Supercomputers allow researchers to run large numbers of binding affinity simulations in parallel. Here, they compare information about the structure of the virus with a database containing information about known drug compounds to identify those with a high likelihood of binding. This computational approach enables researchers to investigate large numbers of potential drugs much more quickly than would be possible if they had to mix individual drug samples with actual viruses in a lab. Coveney has been using the SuperMUC-NG supercomputer at the Leibniz Supercomputing Centre (LRZ) to run many of his binding calculations.
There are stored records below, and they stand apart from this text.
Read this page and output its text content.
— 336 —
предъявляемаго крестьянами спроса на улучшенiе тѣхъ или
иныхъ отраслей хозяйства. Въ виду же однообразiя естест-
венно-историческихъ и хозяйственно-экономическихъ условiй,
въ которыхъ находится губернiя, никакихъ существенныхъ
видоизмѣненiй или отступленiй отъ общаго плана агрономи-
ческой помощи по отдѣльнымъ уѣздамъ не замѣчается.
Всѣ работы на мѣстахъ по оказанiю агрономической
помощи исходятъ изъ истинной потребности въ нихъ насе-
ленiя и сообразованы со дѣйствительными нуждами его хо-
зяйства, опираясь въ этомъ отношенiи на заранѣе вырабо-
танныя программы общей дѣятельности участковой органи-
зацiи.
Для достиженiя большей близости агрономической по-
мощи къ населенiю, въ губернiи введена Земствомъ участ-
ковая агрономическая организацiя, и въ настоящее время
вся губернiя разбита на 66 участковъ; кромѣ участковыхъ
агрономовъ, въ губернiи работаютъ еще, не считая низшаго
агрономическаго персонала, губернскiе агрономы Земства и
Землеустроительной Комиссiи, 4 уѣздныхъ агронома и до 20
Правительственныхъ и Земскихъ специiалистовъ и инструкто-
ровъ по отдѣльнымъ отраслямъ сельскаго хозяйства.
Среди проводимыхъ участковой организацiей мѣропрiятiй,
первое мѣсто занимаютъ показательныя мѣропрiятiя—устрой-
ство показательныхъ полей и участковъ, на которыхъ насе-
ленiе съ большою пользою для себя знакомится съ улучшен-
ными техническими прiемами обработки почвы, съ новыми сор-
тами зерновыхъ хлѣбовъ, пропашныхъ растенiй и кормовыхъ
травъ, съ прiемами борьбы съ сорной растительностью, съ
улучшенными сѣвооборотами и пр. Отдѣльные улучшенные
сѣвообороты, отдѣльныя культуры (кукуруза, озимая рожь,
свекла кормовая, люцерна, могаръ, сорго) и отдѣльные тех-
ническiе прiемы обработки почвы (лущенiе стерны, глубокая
“SuperMUC-NG offers us an immense capability for performing a large number of binding affinity calculations using our precise, accurate and reproducible workflows–ESMACS (Enhanced Sampling of Molecular dynamics with Approximation of Continuum Solvent) and TIES (Thermodynamic Integration with Enhanced Sampling),” Coveney said. “So far, we have already performed a few hundred such calculations very quickly.”
Coveney has long collaborated with LRZ, developing his workflow to scale effectively on multiple generations of the SuperMUC architectures. LRZ Director Prof. Dieter Kranzlmüller saw the recent work as a continuation of Coveney’s efforts. “Our long-term collaboration has enabled us to immediately identify and reach out to Peter to offer our assistance,” he said. “By strongly supporting research in drug discovery activites for years, we were in a position to ensure that research toward identifying therapeutics could be accelerated right away.”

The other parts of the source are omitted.